[fɛʁ bwate lə ʃəval] (gr. n. IMAG.)
Vous pénétrez dans cette zone surannée à vos risques et périls linguistiques. Prenez vos précautions parce que ça va swinguer. Nous allons tenter une expérience. Vous étiez prévenus. Vous ne pourrez pas prétendre que vous ne saviez pas.
Aujourd’hui est particulier parce que nous allons imaginer une expression surannée et l’exposer avec force démonstration et conviction, tant et si bien qu’à la fin de ce propos nous serons tous ensemble convaincus que cette expression a bel et bien existé et qu’elle est effectivement surannée. Suivez-moi.
Faire boiter le cheval nous vient de l’époque surannée où ce noble animal (bien effrayant pour moi par ailleurs) était le mode de locomotion le plus efficace avant de devenir la soi-disante plus belle conquête de l’Homme. En ces temps équestres et surannés donc, le cavale était autant indispensable à la bonne marche du siècle que l’est aujourd’hui le Wifi, je dis ça pour les plus jeunes d’entre nous. Et le maréchal-ferrant était un peu la hot-line de Free (je file la métaphore), vous savez le type qui vous demande si vous avez allumé votre ordinateur quand vous lui dites que les Internets sont tout cassés ou qui vous répond qu’il va vous envoyer un e-mail pour vous expliquer comment configurer la réception de vos e-mails. On disait alors que cet homme de l’art faisait boiter le cheval, autrement dit qu’il décidait selon son bon plaisir et son humeur de votre mobilité du lendemain. S’il était bien tourné il vous débloquait le Wifi en deux temps trois mouvements, s’il était de mauvais poil il vous mettait le bestiau au pré pour un moment.
Faire boiter le cheval c’est faire jouer un entregent mesquin et petit bras pour véroler une situation.
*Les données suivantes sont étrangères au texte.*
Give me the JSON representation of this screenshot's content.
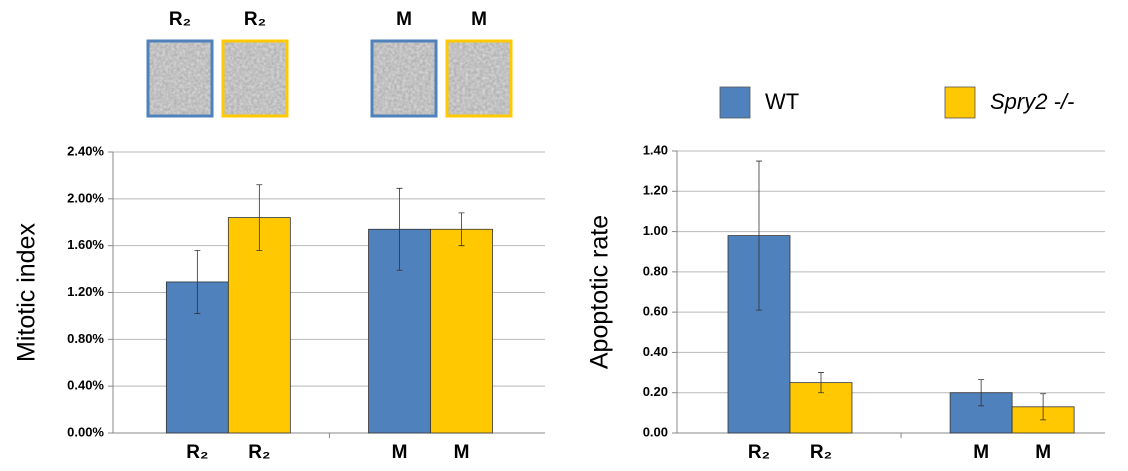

Le bagagiste bougon fait boiter le cheval quand il envoie ma valise à Kuala Lumpur plutôt qu’à Tokyo. Le boulanger fait boiter le cheval quand il me donne une baguette calcinée alors qu’il sait bien que je l’aime pas trop cuite. La caissière de Carrefour fait boiter le cheval quand elle retourne mes Gervita et mélange ainsi la crème avec les fruits au prétexte de scanner le prix. Le facteur (pas le facteur cheval, je l’aime bien celui-là) fait boiter le cheval quand il met directement un avis de passage dans ma boite au lieu de sonner pour vérifier que je suis là et me livrer ce bouquin que j’attends depuis trois semaines. Bref le médiocre ordonnateur du quotidien fait boiter le cheval quand il a décidé de se payer ma tête qui ne lui revient pas.
Certains savants ont voulu y voir une expression de la dialectique hegelienne du maître et de l’esclave, celui qui peut faire boiter le cheval étant finalement le véritable maître. Pourquoi pas…
L’expression a rejoint son box elle aussi avec la naissance du cheval-vapeur qui deviendra par la suite cheval-fiscal. Hasard ou cavalière destinée, notons au passage que le garagiste et l’administration de l’impôt demeurent de nos jours deux compétences sachant encore bien faire boiter le cheval.